If you haven’t been to one, just imagine a perfect circle of the bluest water imaginable, surrounded on all sides by sheer cliff faces, sometimes reaching up to 70 feet high depending on the water level.
While it sounds like a load of fun, bad things tend to happen in rock quarries; people jump in and never come back, swimmers can catch full-body cramps and drown because the water is so cold and sometimes there are entire structures just beneath the surface that are invisible to those above water.
Needless to say, it is pretty dangerous stuff, if you aren’t careful.
In true form and fashion, though, nothing was going to stop my friends and I from braving the cliffs, so we made the trek to the quarries at least once a week, slipped through the razor wire fence with the “No Trespassing” sign on it and looked down into the abyss of water beneath us.
Every week we would urge each other to jump and for the first few times, no one would. We were teens and we knew what could happen; we had all heard the horror stories.

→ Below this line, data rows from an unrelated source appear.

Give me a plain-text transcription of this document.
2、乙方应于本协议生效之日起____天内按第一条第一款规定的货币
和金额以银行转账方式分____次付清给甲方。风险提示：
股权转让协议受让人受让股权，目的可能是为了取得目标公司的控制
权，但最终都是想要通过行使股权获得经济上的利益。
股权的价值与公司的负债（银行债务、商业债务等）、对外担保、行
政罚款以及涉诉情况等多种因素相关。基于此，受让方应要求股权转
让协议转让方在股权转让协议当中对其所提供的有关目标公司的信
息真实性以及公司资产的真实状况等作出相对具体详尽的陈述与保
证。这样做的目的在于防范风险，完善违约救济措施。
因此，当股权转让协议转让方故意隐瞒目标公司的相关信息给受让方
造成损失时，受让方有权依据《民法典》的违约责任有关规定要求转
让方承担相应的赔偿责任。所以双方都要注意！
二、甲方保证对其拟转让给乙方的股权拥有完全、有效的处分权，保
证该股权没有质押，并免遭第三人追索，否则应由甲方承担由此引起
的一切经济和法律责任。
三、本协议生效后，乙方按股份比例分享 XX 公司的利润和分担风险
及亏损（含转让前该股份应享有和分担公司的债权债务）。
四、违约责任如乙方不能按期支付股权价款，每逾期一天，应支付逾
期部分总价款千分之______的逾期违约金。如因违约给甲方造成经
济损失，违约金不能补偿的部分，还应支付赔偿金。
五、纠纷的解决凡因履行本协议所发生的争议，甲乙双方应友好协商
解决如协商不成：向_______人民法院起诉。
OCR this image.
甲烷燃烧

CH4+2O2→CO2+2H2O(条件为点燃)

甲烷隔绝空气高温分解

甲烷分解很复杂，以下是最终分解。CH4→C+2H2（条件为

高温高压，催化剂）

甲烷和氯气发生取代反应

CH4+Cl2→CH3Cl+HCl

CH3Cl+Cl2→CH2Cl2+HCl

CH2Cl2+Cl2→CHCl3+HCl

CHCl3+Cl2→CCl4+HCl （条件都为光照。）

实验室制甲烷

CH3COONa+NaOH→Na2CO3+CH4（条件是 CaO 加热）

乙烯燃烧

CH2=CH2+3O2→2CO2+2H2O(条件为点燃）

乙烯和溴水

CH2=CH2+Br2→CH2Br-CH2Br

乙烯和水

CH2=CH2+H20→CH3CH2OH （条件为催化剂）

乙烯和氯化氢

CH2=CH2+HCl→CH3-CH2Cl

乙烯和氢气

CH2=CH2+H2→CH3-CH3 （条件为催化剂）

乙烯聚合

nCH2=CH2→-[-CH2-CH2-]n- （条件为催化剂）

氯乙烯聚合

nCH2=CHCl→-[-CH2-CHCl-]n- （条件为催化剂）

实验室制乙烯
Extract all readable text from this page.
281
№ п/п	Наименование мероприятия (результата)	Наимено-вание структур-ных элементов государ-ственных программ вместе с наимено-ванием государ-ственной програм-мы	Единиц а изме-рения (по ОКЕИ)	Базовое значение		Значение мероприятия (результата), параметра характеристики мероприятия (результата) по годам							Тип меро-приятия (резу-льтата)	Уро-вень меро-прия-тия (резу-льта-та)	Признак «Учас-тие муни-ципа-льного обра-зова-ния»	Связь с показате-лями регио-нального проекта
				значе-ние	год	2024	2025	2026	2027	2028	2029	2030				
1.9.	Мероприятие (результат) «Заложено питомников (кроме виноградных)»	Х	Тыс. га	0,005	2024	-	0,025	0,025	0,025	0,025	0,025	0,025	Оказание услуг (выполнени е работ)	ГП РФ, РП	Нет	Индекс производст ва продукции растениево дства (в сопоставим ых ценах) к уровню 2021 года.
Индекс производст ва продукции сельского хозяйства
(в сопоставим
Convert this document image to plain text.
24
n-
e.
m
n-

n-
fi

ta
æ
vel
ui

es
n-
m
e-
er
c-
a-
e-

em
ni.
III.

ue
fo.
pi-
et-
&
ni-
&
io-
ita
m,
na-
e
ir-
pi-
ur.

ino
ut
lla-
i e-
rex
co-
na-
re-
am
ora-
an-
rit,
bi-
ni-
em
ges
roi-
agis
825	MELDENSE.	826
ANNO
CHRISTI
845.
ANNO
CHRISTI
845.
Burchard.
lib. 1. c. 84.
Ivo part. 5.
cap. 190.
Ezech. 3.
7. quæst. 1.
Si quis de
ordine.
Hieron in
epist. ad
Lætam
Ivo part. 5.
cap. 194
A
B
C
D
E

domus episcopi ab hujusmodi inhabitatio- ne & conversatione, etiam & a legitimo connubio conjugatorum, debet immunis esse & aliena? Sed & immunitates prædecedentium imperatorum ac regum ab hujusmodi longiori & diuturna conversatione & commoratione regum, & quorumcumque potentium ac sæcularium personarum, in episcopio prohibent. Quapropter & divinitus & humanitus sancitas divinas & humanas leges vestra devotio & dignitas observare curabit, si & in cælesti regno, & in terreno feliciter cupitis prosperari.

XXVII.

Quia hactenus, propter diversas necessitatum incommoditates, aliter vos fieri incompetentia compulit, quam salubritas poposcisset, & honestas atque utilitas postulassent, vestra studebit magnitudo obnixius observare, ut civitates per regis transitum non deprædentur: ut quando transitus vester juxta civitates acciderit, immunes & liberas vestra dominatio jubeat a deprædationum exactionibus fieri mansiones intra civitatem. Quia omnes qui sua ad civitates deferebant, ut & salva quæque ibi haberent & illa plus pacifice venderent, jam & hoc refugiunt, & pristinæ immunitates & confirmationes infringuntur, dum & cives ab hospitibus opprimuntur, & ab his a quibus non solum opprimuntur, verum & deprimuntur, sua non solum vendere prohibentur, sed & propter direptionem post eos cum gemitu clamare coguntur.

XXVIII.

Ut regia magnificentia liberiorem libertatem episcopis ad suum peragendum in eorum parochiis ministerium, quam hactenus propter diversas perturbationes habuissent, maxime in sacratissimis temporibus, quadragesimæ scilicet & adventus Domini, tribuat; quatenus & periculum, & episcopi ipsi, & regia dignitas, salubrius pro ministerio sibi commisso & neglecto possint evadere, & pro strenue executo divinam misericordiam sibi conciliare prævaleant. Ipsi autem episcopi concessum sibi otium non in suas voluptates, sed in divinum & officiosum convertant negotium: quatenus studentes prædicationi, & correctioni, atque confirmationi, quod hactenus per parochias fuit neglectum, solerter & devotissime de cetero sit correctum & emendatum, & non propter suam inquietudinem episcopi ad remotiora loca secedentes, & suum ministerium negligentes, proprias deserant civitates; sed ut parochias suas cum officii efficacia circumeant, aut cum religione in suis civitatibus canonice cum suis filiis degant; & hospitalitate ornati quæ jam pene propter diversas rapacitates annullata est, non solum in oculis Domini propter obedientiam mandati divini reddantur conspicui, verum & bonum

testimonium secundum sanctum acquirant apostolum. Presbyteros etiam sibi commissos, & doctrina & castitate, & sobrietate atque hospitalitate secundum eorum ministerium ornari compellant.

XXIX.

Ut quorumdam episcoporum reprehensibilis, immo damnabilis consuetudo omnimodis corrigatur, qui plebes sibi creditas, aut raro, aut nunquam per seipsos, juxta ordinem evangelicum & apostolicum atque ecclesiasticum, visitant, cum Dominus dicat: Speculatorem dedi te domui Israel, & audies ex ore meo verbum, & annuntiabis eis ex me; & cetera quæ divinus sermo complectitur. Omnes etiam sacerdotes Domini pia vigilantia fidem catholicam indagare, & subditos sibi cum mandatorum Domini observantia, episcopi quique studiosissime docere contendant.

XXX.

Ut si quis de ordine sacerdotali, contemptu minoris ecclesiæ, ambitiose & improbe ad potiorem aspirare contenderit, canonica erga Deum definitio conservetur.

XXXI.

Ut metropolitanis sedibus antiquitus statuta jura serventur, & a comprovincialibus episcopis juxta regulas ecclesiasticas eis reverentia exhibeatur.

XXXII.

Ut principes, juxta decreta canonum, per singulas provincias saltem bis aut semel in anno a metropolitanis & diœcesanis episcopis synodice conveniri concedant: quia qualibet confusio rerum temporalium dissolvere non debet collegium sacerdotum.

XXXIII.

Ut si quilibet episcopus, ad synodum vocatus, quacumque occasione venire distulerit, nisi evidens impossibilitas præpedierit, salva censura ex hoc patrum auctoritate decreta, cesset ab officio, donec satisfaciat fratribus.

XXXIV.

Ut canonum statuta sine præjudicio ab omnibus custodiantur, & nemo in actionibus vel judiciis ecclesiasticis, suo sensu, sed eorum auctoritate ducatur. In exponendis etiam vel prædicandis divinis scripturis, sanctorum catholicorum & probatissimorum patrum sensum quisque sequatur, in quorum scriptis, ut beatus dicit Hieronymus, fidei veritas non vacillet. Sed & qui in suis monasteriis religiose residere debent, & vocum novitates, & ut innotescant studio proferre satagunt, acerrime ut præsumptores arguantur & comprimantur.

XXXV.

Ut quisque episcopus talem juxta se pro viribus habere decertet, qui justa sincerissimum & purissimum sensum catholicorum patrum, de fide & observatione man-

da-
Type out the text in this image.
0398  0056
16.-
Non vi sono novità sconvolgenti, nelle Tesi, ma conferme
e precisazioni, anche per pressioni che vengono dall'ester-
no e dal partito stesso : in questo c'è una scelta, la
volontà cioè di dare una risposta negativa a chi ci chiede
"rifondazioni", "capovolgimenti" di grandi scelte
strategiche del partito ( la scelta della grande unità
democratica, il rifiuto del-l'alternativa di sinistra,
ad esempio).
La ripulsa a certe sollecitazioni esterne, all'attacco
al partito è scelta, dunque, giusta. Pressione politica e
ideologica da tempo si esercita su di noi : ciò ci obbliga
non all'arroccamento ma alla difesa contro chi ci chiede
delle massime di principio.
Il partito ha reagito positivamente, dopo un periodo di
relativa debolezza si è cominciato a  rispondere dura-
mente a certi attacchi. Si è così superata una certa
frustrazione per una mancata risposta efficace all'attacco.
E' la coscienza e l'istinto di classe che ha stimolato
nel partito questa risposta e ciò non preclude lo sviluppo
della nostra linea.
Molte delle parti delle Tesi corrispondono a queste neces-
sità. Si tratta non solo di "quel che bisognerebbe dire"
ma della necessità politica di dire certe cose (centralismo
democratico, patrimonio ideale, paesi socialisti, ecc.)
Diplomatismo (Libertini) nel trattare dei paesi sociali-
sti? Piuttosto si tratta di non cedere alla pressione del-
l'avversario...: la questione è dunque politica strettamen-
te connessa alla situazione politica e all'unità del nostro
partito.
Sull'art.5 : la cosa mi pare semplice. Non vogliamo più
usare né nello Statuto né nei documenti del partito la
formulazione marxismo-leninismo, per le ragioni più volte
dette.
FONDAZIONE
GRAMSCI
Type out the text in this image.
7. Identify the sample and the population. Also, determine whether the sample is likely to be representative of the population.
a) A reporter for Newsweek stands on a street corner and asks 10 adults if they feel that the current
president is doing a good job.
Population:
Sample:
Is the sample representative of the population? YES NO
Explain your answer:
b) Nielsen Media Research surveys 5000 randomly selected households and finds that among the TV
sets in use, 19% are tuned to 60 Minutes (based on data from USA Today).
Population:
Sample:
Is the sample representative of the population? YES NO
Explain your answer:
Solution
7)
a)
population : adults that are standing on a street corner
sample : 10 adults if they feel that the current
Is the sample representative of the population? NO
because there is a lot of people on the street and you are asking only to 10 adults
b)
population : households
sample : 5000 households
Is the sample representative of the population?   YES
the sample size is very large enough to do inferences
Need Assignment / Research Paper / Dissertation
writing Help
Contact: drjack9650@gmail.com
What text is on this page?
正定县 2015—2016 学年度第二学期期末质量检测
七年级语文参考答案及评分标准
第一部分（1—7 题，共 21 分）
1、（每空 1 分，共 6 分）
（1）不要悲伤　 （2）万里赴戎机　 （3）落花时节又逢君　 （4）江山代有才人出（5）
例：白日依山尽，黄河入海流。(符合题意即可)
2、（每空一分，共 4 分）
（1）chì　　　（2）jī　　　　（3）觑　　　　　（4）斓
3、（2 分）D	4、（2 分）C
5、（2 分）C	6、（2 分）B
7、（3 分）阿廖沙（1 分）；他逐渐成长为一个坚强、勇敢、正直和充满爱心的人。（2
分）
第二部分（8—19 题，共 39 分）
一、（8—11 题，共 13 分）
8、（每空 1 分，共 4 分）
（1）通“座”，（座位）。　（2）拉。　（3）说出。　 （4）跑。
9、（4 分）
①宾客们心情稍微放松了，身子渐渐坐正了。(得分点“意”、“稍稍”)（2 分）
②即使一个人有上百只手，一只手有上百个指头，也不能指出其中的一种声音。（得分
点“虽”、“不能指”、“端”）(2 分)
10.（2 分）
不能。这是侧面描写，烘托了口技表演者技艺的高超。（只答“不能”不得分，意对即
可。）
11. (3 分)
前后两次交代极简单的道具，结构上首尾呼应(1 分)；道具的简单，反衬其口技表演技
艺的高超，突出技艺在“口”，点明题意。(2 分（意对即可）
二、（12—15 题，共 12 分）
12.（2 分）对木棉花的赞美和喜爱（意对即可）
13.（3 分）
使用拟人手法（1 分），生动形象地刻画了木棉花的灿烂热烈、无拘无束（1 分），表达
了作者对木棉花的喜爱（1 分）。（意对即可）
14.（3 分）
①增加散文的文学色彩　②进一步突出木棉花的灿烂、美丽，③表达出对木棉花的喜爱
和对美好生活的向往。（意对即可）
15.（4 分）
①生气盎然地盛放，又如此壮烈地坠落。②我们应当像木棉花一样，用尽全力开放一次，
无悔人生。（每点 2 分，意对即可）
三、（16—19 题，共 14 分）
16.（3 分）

My friend Joe decided one day enough was enough. So, he made his way to the highest point, had us take long sticks and prod for the bottom to make sure the water was deep enough for him not to hurt himself and readied for the jump.
It took him a few minutes, but he did it. At that point the water was low enough it could’ve been a 60-foot jump, easy. But he did it.
He jumped, crashing into the still top of the water, breaking the otherwise tranquil scene.
Then, everything went quiet again. Joe had disappeared beneath the pool of water.
We immediately began to panic, calling out for him.
It took a few seconds, but Joe reappeared, smiling wide in triumph.
I ended up jumping a week later, but looking back, I wish no one would have.
My last column was about taking the risk despite it not being the safest option, but that comes with limits.
I don’t know what we would’ve done if Joe hadn’t come back to the top of the water, and I don’t want to think about it either way.
Sometimes, the risk can affect more than just yourself. I don’t blame Joe or myself or anyone else for taking that jump. Just realize for every person that does resurface, reality is there are always times when that’s not the case.
A few months after our jumps, someone died in the quarry. No, it wasn’t jumping related, but they ran their car off into the water.
We visited a year or so later for nostalgia’s sake. The top of the water still had a film of oil from the engine of the hidden car.
No one jumped in this time around. Now, the water was black, and if someone wouldn’t have come up, we would never find them.
And those are the thoughts that keep me awake at night.